I used to think OCD was washing your hands more than once. I used to think OCD was skipping over sidewalk lines, and double checking that your turned off the stove. I used to think it was switching the lights on and off until your anxiety disappeared. I used to think it was simple. Until I started experiencing OCD of my own. And this type of OCD was so much stronger than the urge to wash my hands.
When I got hit with OCD a few months ago, I had no idea what it was. I had no idea that these intrusive thoughts were a form of OCD. I had no idea that these thoughts of harm, were a mental illness. And that this was in fact, OCD.
My OCD is not wanting to be clean. It’s not mopping my apartment floors ever day. It’s not driving back home to make sure I didn’t light the place on fire. It’s not rearranging my desk a million times a day. It’s not rinsing and lathering and repeating.
My OCD is all in my head. It doesn’t showcase itself for the world to see. You can’t tell by looking at me that I’m any different. You can’t tell by looking at me that I have two mental illness — anxiety and OCD.
And you can’t tell that this type of OCD, is running around in my brain 24-7.
Have you ever had the fleeting thought of crashing your car into someone else’s on the highway? Have you ever had a millimeter second of a thought about actually jumping off the balcony you’re standing on? Have you ever had flickering moment where you are holding a knife and you think to yourself that you might harm yourself or somebody else?
For people with OCD these thoughts are not fleeting. These thoughts are not temporary. They spin around and around in our heads until we feel like we are losing my minds. When I had my first OCD episode, I was positive that something terrible was about to happen. I was positive that I would snap and that I would literally go insane.
But I didn’t. And I know I’m not insane or crazy or psychotic. It’s just the OCD that makes me think it.
You can be having the best day of your life when these thoughts will suddenly pop and hiss at you. I could be working or chatting with a friend when suddenly the thought will whisper at me until it yells and screams. And it never fails to make me scared. Scared for myself, because I can’t even trust my own brain.

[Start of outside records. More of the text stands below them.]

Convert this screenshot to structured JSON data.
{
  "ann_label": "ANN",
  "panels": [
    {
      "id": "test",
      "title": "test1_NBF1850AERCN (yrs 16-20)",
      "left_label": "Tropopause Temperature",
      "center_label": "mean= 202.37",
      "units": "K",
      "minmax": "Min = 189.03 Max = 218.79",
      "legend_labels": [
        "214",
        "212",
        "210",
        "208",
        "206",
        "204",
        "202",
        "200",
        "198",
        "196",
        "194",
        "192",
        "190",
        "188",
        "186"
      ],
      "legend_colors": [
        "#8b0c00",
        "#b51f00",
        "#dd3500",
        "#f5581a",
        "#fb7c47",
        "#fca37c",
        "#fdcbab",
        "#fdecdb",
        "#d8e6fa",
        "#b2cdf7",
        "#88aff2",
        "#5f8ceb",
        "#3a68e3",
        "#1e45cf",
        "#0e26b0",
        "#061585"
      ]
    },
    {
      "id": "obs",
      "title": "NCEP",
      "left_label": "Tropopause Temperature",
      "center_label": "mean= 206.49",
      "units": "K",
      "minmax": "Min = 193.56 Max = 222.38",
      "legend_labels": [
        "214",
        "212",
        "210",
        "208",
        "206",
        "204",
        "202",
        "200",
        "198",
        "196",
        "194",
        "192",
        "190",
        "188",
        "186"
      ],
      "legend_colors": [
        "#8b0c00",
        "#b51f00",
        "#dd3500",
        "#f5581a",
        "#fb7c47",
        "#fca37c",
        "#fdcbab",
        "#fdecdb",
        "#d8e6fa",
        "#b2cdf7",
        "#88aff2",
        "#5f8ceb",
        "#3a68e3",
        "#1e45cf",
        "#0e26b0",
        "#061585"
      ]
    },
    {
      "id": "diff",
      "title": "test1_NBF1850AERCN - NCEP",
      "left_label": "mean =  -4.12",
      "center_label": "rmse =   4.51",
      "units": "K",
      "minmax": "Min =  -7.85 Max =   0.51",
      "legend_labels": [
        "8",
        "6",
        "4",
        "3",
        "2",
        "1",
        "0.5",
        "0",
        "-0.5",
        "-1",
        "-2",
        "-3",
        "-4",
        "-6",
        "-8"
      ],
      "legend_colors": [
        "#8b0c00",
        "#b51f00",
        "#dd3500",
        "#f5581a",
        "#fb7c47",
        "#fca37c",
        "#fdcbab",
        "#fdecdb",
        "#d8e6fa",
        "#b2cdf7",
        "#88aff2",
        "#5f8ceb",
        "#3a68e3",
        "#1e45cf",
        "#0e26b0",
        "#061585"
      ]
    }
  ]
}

So no, OCD is not just about cleanliness or control. It’s not just about needing to check and re-check that I turned the stove off. It’s not just making sure your shirts are aligned perfectly next to one another. It is so much more than that. It is so much more terrible than that.
OCD is haunting. It’s terrifying. It’s mean and it’s dark and it’s not me. But sometimes it likes to try to be me. It likes to play tricks on me. And even when I know that it’s the intrusive thoughts and it’s the OCD and the anxiety, a tiny voice appears in my head sometimes and says ‘what if today is the day that you go crazy?’ ‘What if today is the day, you finally snap?’
It’s the ‘what if’ disease in my head. It’s sometimes all consuming. It’s terrifying. And yet, no one can even see it. No one can see what goes on inside my head.